MS: How would you exactly explain the link between migration and desire?
VM: The question is, what are you selling? What kind of picture of success are you portraying to the world? How does that affect you when seeing this from the outside? I think this is something we need to think about in countries in Europe, as well as in Brazil, the USA, and others. Wehaven’t really thought about it because the geopolitics has offered local solutions, but immigration and its coverage by the media is everywhere. It is becoming a worldwide phenomenon that we should consider approaching in a different way, maybe a more holistic way. I’m not a politician or a political scientist but I think that one thing that art can do is to point the finger at the things that should be looked at, and I am very curious about that.
MS: I think people will be completely surprised and shocked when they see the boat floating in front of St. Mark Square, and they will ask questions. It’s a toy, a paper boat and linked to a very hot topic as migration, you’re putting a big contrast out there.

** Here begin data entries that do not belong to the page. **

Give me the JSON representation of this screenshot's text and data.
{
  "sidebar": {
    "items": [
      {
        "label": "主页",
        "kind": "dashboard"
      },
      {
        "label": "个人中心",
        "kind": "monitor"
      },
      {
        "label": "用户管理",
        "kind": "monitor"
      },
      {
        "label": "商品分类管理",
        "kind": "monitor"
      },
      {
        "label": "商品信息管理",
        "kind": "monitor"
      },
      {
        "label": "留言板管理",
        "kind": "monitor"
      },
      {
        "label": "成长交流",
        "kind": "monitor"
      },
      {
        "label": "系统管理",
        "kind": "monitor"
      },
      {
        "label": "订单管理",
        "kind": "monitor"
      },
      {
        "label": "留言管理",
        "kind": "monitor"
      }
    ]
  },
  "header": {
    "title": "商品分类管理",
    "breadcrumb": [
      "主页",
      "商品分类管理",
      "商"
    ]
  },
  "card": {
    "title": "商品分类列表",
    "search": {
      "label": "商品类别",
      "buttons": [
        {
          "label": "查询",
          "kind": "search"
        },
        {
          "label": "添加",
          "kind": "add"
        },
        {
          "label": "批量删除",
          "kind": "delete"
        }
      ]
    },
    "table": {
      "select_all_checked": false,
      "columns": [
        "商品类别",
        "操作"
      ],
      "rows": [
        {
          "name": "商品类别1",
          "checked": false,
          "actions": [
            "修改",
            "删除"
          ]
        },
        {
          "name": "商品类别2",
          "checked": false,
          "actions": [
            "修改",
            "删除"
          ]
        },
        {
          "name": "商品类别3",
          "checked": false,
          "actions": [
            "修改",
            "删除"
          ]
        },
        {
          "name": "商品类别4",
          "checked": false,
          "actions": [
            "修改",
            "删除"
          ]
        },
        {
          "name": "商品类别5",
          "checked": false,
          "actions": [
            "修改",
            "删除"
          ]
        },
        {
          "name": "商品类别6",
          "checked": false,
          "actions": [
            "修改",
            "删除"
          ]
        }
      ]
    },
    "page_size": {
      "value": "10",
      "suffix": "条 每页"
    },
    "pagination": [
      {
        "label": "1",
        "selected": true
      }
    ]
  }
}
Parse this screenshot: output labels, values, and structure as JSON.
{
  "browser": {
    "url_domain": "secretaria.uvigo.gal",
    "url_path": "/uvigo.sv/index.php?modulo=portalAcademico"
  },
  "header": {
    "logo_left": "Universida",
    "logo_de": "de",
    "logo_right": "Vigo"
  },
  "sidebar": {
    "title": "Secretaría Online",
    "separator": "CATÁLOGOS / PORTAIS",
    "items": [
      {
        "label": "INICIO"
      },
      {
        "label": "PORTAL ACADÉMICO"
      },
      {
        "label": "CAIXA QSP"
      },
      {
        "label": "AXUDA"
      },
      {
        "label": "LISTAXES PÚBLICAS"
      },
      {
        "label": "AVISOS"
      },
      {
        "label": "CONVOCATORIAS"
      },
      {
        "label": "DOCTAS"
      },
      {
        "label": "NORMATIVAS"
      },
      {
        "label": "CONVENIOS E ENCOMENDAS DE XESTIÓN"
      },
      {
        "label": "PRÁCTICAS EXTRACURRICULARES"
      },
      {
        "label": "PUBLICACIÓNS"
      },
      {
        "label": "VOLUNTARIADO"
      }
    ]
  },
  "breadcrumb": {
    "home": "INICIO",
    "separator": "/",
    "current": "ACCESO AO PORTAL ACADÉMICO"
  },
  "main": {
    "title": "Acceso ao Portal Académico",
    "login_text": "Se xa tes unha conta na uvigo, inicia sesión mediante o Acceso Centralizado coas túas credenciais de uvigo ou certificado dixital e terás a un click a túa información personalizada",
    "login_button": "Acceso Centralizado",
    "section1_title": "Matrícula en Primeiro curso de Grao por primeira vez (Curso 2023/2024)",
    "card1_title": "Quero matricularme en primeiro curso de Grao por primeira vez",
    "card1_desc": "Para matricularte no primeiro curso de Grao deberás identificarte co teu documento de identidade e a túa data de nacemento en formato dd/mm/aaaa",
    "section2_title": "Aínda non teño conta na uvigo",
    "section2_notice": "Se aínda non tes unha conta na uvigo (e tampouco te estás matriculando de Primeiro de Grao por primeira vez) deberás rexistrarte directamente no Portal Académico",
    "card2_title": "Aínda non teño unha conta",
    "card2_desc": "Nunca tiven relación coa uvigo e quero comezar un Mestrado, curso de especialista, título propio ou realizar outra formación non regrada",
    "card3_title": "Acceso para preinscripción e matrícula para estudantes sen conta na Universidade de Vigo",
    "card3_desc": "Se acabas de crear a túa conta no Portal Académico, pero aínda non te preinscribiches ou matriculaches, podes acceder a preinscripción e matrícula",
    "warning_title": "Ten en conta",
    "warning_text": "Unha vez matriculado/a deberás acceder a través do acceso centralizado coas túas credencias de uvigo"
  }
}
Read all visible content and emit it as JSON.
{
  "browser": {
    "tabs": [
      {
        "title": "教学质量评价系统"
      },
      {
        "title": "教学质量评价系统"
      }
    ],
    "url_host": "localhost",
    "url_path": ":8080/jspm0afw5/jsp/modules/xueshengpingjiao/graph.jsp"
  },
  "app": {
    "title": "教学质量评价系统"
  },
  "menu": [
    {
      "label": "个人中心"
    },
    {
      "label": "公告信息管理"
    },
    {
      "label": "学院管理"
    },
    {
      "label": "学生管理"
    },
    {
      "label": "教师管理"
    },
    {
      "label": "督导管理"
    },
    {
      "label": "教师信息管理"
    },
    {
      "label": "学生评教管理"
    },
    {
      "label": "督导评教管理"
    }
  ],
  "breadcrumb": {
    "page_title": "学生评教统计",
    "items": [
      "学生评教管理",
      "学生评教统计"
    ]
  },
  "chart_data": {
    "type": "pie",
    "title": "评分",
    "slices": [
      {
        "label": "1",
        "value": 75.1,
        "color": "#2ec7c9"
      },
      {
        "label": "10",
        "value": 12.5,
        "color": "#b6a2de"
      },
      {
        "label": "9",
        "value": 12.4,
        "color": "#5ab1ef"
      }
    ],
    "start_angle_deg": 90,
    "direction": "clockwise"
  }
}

VM: The project is a metaphor for a vessel, something that saves you, takes you from one place to another. It’s not a criticism; it’s a platform. Once you’ve seen it and you’ve thought about it, you might have the need to discuss it. I find it interesting to extend this platform to a place where we can start talking about certain things and can start learning. I see this project leading to something similar to what happened to Wasteland, the documentary. This is just the beginning of Lampedusa.